Now we want to compare statistics $T_1$ and $T_2$. One is clearly the winner if the loss function is less or equal than the other for all samples. If that's not the case, we cannot say which one is better. In other words, $T_1$ may be better than $T_2$ in some subset of sample space, but $T_2$ may be better than $T_1$ in another subset.
To remove the dependency on sample space, we may take the average value over it. That's the risk function.
Now, suppose $T_1$ is better than $T_2$ in average. $T_2$ may be better than $T_1$ in certain circumstances yet! $T_2$ mat be better than $T_1$ for some values of $\theta \in \Theta_1 \subset \Theta$, yet worse in average!

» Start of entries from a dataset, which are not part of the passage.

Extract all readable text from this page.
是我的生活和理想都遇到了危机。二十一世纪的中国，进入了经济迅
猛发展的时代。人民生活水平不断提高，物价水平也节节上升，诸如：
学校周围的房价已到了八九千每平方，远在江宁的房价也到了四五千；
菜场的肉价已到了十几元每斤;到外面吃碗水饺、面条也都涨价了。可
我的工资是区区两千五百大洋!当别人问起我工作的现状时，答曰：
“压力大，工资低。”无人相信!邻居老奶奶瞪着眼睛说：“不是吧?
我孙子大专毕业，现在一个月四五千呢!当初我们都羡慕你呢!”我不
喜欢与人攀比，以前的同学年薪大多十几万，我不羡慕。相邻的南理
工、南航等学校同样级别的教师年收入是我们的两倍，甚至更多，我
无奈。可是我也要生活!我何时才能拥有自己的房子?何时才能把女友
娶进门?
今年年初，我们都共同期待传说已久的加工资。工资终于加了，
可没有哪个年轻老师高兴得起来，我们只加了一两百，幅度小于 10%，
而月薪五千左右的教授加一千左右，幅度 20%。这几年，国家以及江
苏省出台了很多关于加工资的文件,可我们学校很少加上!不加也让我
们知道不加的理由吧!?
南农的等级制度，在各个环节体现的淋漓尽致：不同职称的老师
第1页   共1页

To further remove the dependency on $\Theta$ is to set a priori over $\Theta$ - this is the Bayesian approach. Here, we set 'importance' over $\Theta$: more reasonable values of $\theta$ are more important, since they're more likely to be found in reallity.

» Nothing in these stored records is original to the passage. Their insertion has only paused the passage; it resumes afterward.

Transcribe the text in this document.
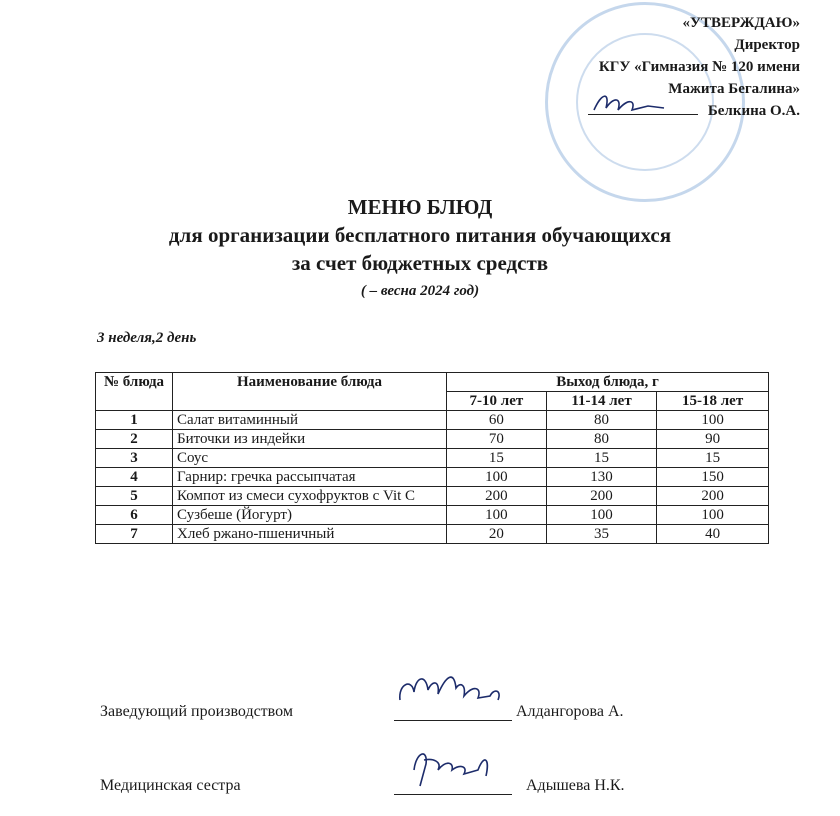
«УТВЕРЖДАЮ»
Директор
КГУ «Гимназия № 120 имени
Мажита Бегалина»
Белкина О.А.
МЕНЮ БЛЮД
для организации бесплатного питания обучающихся
за счет бюджетных средств
( – весна 2024 год)
3 неделя,2 день
№ блюда	Наименование блюда	Выход блюда, г		
		7-10 лет	11-14 лет	15-18 лет
1	Салат витаминный	60	80	100
2	Биточки из индейки	70	80	90
3	Соус	15	15	15
4	Гарнир: гречка рассыпчатая	100	130	150
5	Компот из смеси сухофруктов с Vit C	200	200	200
6	Сузбеше (Йогурт)	100	100	100
7	Хлеб ржано-пшеничный	20	35	40
Заведующий производством	Алдангорова А.
Медицинская сестра	Адышева Н.К.
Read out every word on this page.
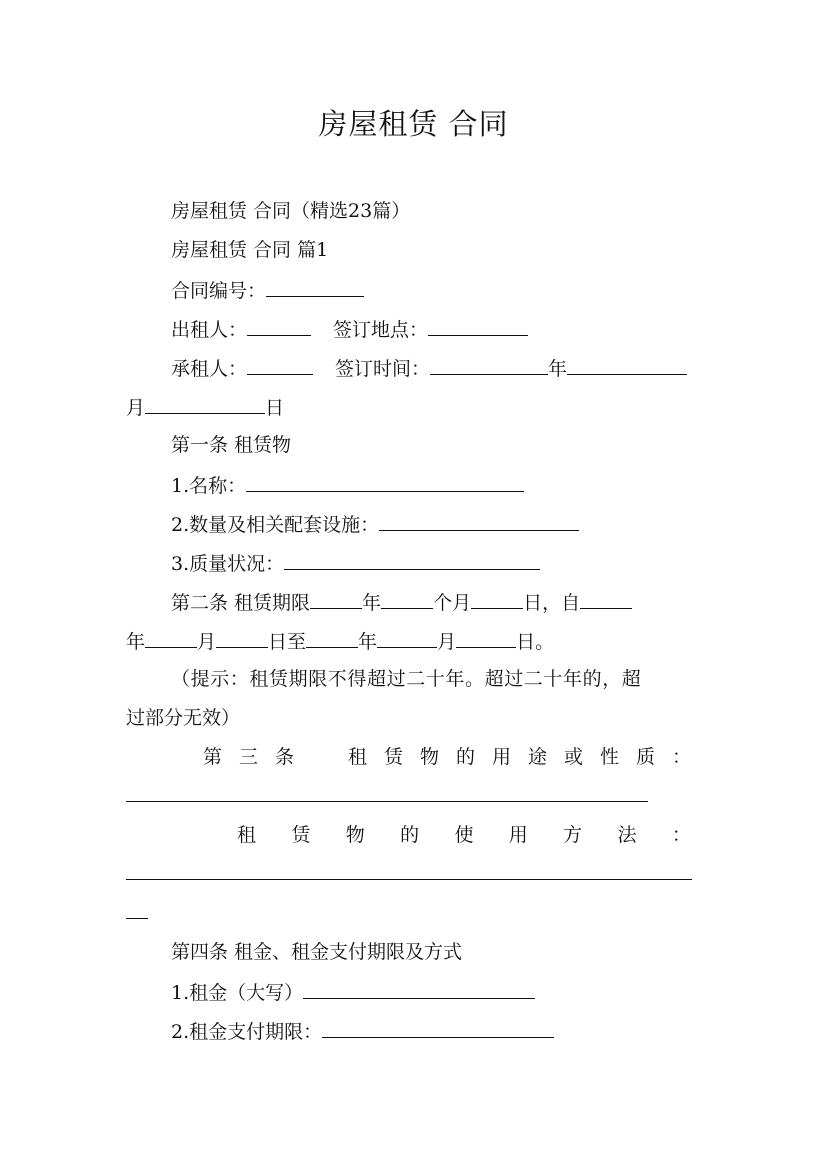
房屋租赁 合同
房屋租赁 合同（精选23篇）
房屋租赁 合同 篇1
合同编号：
出租人：	签订地点：
承租人：	签订时间：	年
月	日
第一条 租赁物
1.名称：
2.数量及相关配套设施：
3.质量状况：
第二条 租赁期限	年	个月	日，自
年	月	日至	年	月	日。
（提示：租赁期限不得超过二十年。超过二十年的，超
过部分无效）
第 三 条	租 赁 物 的 用 途 或 性 质 ：
租 赁 物 的 使 用 方 法 ：
第四条 租金、租金支付期限及方式
1.租金（大写）
2.租金支付期限：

In a nutshell, I think we consider the risk function the way it is because it removes dependency on information, in a setting where we are making decision before we gather it.
In complementation of @shadowtalker's answer, it's important to notice that sometimes (like @shadowtalker suggested on heavy-tailed distributions) expectation is not sufficient to summarise a random variable (though being a good "descriptor"). In those cases, we may need variance, skewness or kurtosis.
Also, other central measure of tendendy as median are very useful in nonparametric statistcis for instance. Alhough historicaly theory was developed first for pararmetric statistics, where expected value has more appeal.